# An Introduction to IRR and NPV

[latexpage] There are six key methods used to evaluate projects and decide whether the company should accept them: (1) net present value (NPV), (2) internal rate of return (IRR), (3) modified internal rate of return (MIRR), (4) profitability index (PI), (5) payback, and (6)discounted payback. Each will be explained and evaluated as follows.

The most important evaluation method for capital budgeting is the project’s net present value. NPV is the sum of the present values of all expected cash flows if a project is run.

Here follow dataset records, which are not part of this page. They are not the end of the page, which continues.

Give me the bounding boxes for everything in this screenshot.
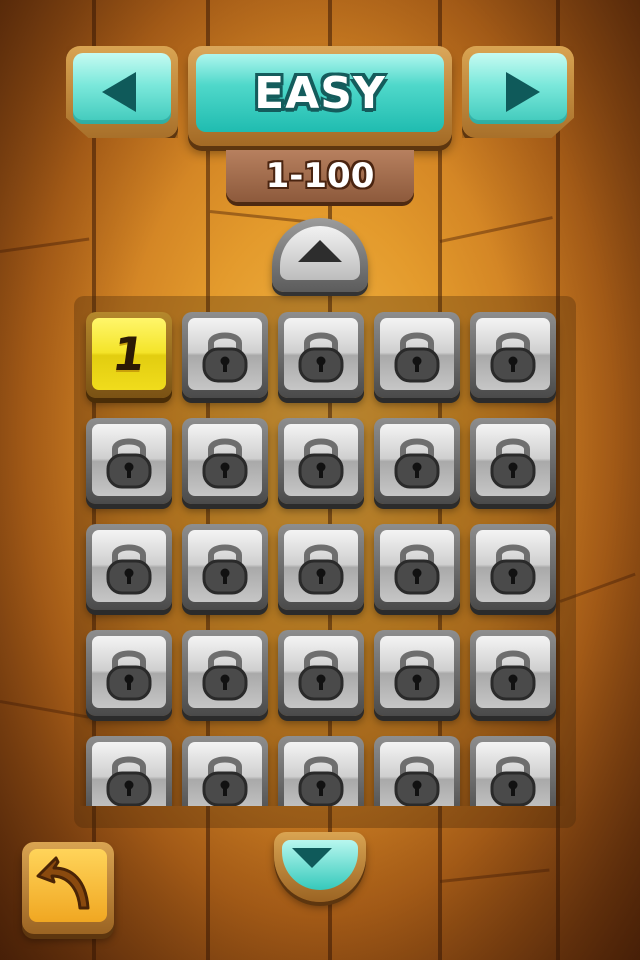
locked-level-tile[interactable] — [182, 418, 268, 504]
tile-face — [92, 530, 166, 602]
padlock-icon — [106, 438, 152, 489]
padlock-icon — [298, 756, 344, 806]
locked-level-tile[interactable] — [278, 418, 364, 504]
tile-face — [92, 636, 166, 708]
tile-face — [380, 742, 454, 806]
padlock-icon — [202, 438, 248, 489]
difficulty-label: EASY — [254, 67, 386, 119]
locked-level-tile[interactable] — [278, 630, 364, 716]
padlock-icon — [202, 756, 248, 806]
locked-level-tile[interactable] — [374, 312, 460, 398]
tile-face — [284, 742, 358, 806]
tile-face — [476, 318, 550, 390]
down-arrow-icon — [292, 848, 332, 868]
tile-face — [188, 742, 262, 806]
tile-face — [476, 742, 550, 806]
tile-face — [284, 636, 358, 708]
locked-level-tile[interactable] — [182, 524, 268, 610]
locked-level-tile[interactable] — [470, 736, 556, 806]
tile-face — [476, 636, 550, 708]
tile-face — [476, 424, 550, 496]
locked-level-tile[interactable] — [182, 736, 268, 806]
tile-face — [92, 424, 166, 496]
locked-level-tile[interactable] — [470, 524, 556, 610]
right-arrow-icon — [506, 72, 540, 112]
locked-level-tile[interactable] — [182, 630, 268, 716]
padlock-icon — [106, 650, 152, 701]
level-grid: 1 — [80, 306, 570, 806]
back-arrow-icon — [36, 856, 90, 910]
locked-level-tile[interactable] — [374, 418, 460, 504]
tile-face: 1 — [92, 318, 166, 390]
padlock-icon — [394, 650, 440, 701]
locked-level-tile[interactable] — [470, 312, 556, 398]
locked-level-tile[interactable] — [374, 524, 460, 610]
padlock-icon — [490, 756, 536, 806]
left-arrow-icon — [102, 72, 136, 112]
padlock-icon — [202, 650, 248, 701]
unlocked-level-tile[interactable]: 1 — [86, 312, 172, 398]
padlock-icon — [202, 544, 248, 595]
padlock-icon — [106, 544, 152, 595]
padlock-icon — [202, 332, 248, 383]
tile-face — [284, 424, 358, 496]
padlock-icon — [490, 650, 536, 701]
tile-face — [380, 636, 454, 708]
locked-level-tile[interactable] — [374, 736, 460, 806]
padlock-icon — [490, 438, 536, 489]
difficulty-title-button[interactable]: EASY — [188, 46, 452, 146]
tile-face — [284, 318, 358, 390]
locked-level-tile[interactable] — [86, 418, 172, 504]
locked-level-tile[interactable] — [278, 312, 364, 398]
padlock-icon — [298, 332, 344, 383]
tile-face — [188, 424, 262, 496]
tile-face — [188, 318, 262, 390]
locked-level-tile[interactable] — [374, 630, 460, 716]
locked-level-tile[interactable] — [278, 736, 364, 806]
locked-level-tile[interactable] — [86, 736, 172, 806]
locked-level-tile[interactable] — [86, 524, 172, 610]
tile-face — [284, 530, 358, 602]
level-range-label: 1-100 — [265, 156, 375, 196]
tile-face — [380, 424, 454, 496]
padlock-icon — [298, 438, 344, 489]
padlock-icon — [298, 650, 344, 701]
locked-level-tile[interactable] — [86, 630, 172, 716]
level-range-plate: 1-100 — [226, 150, 414, 202]
padlock-icon — [394, 544, 440, 595]
locked-level-tile[interactable] — [182, 312, 268, 398]
back-button[interactable] — [22, 842, 114, 934]
locked-level-tile[interactable] — [470, 630, 556, 716]
padlock-icon — [490, 544, 536, 595]
level-number: 1 — [109, 327, 149, 381]
tile-face — [380, 318, 454, 390]
locked-level-tile[interactable] — [278, 524, 364, 610]
padlock-icon — [394, 332, 440, 383]
button-face: EASY — [196, 54, 444, 132]
next-difficulty-button[interactable] — [462, 46, 574, 138]
prev-difficulty-button[interactable] — [66, 46, 178, 138]
locked-level-tile[interactable] — [470, 418, 556, 504]
tile-face — [188, 636, 262, 708]
up-arrow-icon — [298, 240, 342, 262]
tile-face — [92, 742, 166, 806]
level-grid-viewport[interactable]: 1 — [80, 306, 570, 806]
tile-face — [380, 530, 454, 602]
tile-face — [476, 530, 550, 602]
padlock-icon — [490, 332, 536, 383]
padlock-icon — [394, 438, 440, 489]
tile-face — [188, 530, 262, 602]
padlock-icon — [394, 756, 440, 806]
padlock-icon — [298, 544, 344, 595]
padlock-icon — [106, 756, 152, 806]
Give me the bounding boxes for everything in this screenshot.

$NPV = CF_0 + \frac{CF_1}{(1+k)^1}+\,\frac{CF_2}{(1+k)^2}+\dots+\frac{CF_n}{(1+k)^n}=CF_0 + \sum_{t=1}^{n}{\frac{CF_t}{(1+k)^t}}\$

Here, CF0 is the initial cash outflow for the project at the beginning of the investment; CFt is the after-tax cash flow at period t and k is the required rate of return. For example, if a company has \$1000 cash outflow at time 0, and \$500, \$400, \$300, \$200 cash inflow from time 1 to time 4 respectively. At the 10% cost of capital, the project’s NPV is \$147.12. The equation is following:

$NPV = -1000 + \frac{500}{(1.10)^1}+\,\frac{400}{(1.10)^2}+\,\frac{300}{(1.10)^3}+\,\frac{200}{(1.10)^4}=\ \147.12$

Since NPV equals to \\$147.12 which is greater than zero, we accept this project. If the NPV is less than zero, which means the project is lose money, we should reject this project. A positive NPV project means the firm will gain money in the future, a negative NPV project indicates a loss for a firm’s investment, and a zero NPV project has no effect on shareholders’ wealth.

Independent projects are the projects that are unrelated to each other. For example, if project A and project B are independent projects, and both of them are profitable, then the company will accept both of them. If the project is mutually exclusive, then the company should choose the one that has higher NPV. Mutually exclusive means that if one project is accepted, the other must be rejected.

IRR (internal rate of return) is defined as the discount rate that makes the NPV equal to zero.

$CF_0 + \frac{CF_1}{(1+IRR)^1}+\,\frac{CF_2}{(1+IRR)^2}+\dots+\frac{CF_n}{(1+IRR)^n}=0$

$NPV= \sum_{t=0}^{n}{\frac{CF_t}{(1+IRR)^t}}=0$

Using the same example above, the equation is:

$-1000 + \frac{500}{(1+IRR)^1}+\,\frac{400}{(1+IRR)^2}+\frac{300}{(1+IRR)^3}+\,\frac{200}{(1+IRR)^4}=0$

The concluded IRR is 17.80% (using a financial calculator). Since the IRR equals to 17.80% which is greater than cost of capital (10%), we should accept this project. If the IRR is lower than the cost of capital, we should reject the project.